Diving into Subnet 2 has given me a view of the future of Verifiable AI. Reaching 2.2B+ verified proofs on-chain is a milestone.
Subnet 2 is empowering builders to develop trustworthy AI with zero-knowledge-powered verifiable oracles.
#Bittensor#Subnet2#zkML#Verifiable
Diving into Subnet 2 has given me a view of the future of Verifiable AI. Reaching 2.2B+ verified proofs on-chain is a milestone.
Subnet 2 is empowering builders to develop trustworthy AI with zero-knowledge-powered verifiable oracles.
#Bittensor#Subnet2#zkML#Verifiable
A world does not become real because people are told to pay attention.
It becomes real when the structure holds up, the roles make sense, and the mission is clear.
That is what Zeconomy's Phase 1 is there to show.
@purintaxyz As more real-world assets move on-chain, projects like @zeconomy_x are making tokenization feel much more practical. The infrastructure side of DeFi is getting really interesting.
Exploring Subnet 2 made me appreciate where Verifiable AI is heading. 2.2B+ verified proofs on-chain is an incredible milestone.
Subnet 2 is helping builders create trusted AI with zero-knowledge-powered verifiable oracles.
#Bittensor#Subnet2#zkML#VerifiableAI
@inference_labs Pilots prove potential, but production demands accountability. Once AI drives real decisions, trust depends on outputs that are traceable, explainable, and verifiable not just accurate.
Enterprise AI is moving past pilot theater. The harder phase is production, where outputs affect workflows, audits, contracts, and operational decisions.
Sertn is built for that layer: not just running AI, but preserving verifiable records of what happened.
After reading about DSperse, my biggest takeaway is that targeted verification is a practical step toward making zkML scalable.
@inference_labs#VerifiableAI#zkM
After reading about DSperse, my biggest takeaway is that targeted verification is a practical step toward making zkML scalable.
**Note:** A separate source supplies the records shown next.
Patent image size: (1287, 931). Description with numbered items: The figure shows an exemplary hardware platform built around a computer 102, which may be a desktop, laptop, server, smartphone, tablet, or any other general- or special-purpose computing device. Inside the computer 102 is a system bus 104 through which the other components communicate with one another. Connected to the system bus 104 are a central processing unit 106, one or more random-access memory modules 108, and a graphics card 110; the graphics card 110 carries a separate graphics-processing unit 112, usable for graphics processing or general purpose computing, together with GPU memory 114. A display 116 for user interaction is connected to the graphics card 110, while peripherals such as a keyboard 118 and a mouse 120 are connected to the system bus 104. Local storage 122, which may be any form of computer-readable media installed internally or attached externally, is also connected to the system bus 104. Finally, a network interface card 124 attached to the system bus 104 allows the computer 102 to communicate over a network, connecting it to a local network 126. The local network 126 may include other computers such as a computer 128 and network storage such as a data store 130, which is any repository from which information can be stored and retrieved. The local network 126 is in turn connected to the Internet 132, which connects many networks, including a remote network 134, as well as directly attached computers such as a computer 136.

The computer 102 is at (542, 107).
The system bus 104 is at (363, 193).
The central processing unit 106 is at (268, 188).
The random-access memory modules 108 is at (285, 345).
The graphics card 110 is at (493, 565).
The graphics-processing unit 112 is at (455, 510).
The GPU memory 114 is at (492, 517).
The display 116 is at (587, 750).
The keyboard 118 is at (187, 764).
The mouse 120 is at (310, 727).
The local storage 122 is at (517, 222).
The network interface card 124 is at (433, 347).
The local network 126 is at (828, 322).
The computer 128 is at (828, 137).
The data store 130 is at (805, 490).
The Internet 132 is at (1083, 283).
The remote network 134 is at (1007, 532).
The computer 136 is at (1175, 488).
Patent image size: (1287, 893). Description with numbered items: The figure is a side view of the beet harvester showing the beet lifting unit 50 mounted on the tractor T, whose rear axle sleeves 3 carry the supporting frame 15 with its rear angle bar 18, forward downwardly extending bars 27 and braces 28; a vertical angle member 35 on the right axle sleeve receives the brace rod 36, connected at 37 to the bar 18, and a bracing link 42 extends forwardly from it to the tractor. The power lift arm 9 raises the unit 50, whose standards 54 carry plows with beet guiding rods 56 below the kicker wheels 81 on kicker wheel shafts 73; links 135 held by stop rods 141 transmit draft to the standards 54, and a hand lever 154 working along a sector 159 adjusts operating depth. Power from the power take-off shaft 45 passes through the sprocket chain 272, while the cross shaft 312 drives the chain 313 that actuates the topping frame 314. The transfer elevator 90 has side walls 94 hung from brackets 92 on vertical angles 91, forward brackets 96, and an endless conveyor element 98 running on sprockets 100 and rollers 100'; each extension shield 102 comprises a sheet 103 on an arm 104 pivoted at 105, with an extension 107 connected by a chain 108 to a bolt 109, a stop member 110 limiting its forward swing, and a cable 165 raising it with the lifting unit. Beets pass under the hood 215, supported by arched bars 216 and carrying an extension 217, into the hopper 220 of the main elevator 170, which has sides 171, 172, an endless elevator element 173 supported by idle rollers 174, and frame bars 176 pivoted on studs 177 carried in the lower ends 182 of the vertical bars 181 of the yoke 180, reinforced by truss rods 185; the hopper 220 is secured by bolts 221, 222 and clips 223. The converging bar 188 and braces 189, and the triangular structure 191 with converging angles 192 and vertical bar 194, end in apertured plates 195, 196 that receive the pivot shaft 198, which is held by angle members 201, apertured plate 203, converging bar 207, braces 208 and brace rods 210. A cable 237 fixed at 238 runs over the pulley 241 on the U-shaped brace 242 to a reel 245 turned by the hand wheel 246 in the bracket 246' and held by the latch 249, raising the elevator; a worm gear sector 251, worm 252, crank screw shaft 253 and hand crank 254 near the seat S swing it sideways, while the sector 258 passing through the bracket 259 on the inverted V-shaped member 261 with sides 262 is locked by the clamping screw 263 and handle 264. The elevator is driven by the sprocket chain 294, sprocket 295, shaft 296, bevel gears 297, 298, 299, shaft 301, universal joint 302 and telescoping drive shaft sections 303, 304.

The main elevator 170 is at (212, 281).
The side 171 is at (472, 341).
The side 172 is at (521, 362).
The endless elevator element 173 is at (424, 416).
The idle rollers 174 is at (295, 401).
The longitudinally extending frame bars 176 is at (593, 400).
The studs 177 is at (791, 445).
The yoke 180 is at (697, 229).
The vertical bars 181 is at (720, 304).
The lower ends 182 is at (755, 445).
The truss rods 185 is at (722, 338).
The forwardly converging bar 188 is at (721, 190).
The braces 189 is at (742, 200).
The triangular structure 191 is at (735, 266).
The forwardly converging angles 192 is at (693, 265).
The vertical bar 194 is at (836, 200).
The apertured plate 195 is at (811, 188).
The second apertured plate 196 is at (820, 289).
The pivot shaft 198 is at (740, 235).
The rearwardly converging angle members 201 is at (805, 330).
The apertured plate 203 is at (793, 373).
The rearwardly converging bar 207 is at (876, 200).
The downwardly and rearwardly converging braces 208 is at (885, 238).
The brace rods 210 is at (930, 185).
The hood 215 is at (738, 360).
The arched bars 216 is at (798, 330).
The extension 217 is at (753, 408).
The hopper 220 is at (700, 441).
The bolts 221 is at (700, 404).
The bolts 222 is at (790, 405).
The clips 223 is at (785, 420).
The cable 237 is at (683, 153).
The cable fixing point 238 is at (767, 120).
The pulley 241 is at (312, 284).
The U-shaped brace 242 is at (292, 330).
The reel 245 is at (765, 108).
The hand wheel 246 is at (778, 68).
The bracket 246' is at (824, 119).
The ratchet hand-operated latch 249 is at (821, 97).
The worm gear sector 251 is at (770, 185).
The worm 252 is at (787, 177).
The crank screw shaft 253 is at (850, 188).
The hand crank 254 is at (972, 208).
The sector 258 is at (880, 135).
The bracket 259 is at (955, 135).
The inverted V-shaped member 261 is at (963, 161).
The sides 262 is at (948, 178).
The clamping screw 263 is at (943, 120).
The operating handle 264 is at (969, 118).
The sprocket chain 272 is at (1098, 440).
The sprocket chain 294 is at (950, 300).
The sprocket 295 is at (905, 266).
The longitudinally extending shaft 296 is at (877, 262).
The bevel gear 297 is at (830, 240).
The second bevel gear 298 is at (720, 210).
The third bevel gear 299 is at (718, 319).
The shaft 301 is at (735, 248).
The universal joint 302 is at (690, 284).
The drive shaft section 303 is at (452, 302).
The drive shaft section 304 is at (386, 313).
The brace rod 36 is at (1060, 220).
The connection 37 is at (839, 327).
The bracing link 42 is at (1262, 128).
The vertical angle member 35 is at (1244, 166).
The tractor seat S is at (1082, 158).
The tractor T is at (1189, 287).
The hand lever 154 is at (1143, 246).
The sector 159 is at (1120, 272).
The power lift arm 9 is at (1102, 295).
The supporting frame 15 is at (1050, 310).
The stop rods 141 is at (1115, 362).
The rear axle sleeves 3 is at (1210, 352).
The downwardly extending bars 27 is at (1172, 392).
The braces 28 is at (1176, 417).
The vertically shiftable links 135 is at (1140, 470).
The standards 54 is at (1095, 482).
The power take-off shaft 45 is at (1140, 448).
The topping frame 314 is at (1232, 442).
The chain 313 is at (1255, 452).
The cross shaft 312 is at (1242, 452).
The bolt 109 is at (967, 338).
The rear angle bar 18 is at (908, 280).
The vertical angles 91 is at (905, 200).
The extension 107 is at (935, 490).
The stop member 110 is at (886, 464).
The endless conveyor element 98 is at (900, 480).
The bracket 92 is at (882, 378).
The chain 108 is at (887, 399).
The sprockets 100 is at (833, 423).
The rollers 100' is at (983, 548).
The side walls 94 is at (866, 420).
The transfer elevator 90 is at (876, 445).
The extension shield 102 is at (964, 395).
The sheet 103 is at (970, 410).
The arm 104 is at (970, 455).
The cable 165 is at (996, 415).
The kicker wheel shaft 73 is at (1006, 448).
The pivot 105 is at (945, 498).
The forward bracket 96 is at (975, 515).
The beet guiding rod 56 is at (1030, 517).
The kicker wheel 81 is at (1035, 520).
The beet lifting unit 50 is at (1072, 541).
@inference_labs#VerifiableAI#zkM
Instead of proving every computation, DSperse focuses on verifying the parts that matter most reducing costs while maintaining strong guarantees. That makes verifiable AI much more realistic for real-world deployment.
Cryptography transformed how we verify transactions online. It feels like Verifiable AI could do something similar for AI inference moving us from “I trust the model” to “I can verify the result.” That’s an exciting direction.
Computer vision can identify aircraft, engines, wings, cockpit, and runway markings in a single frame.
The next step is verifiable AI.
Sertn binds every detection to the model, input, output, and a cryptographic proof bringing trust to aviation AI.
Hey @DavidOscar110 and @LIGHTLIGHT44730 , if you’re interested in the future of AI, especially Verifiable AI and zkML, you should check out the new Inference Labs X Community. Great place to learn, connect, and stay updated.
https://t.co/Z3rQKsT7s6
I’ve been exploring the @inference_labs ecosystem through the Zealy campaign and it’s clear the team is thinking deeply about real-world AI verification problems. Targeted verification is a smart direction for scaling zkML efficiently.
This has huge implications for industries where accountability matters.
Civil Aviation:Verify AI-powered inspections and maintenance decisions.
Industrial Manufacturing:Audit automated quality control processes.
The future of AI is both accurate and verifiable. @inference_labs
Deploying AI in industries like aviation, manufacturing, and agriculture isn’t just about accuracy it’s about trust, accountability, and auditability.
Traditional AI often gives predictions, but how do you prove how or why a decision was made? 🧵
So, what are cryptographic proofs?
Think of them as secure mathematical receipts for AI decisions.
They securely connect the model version, acting like an unalterable digital notary. They’re also highly optimized, with proofs typically under 500 KB.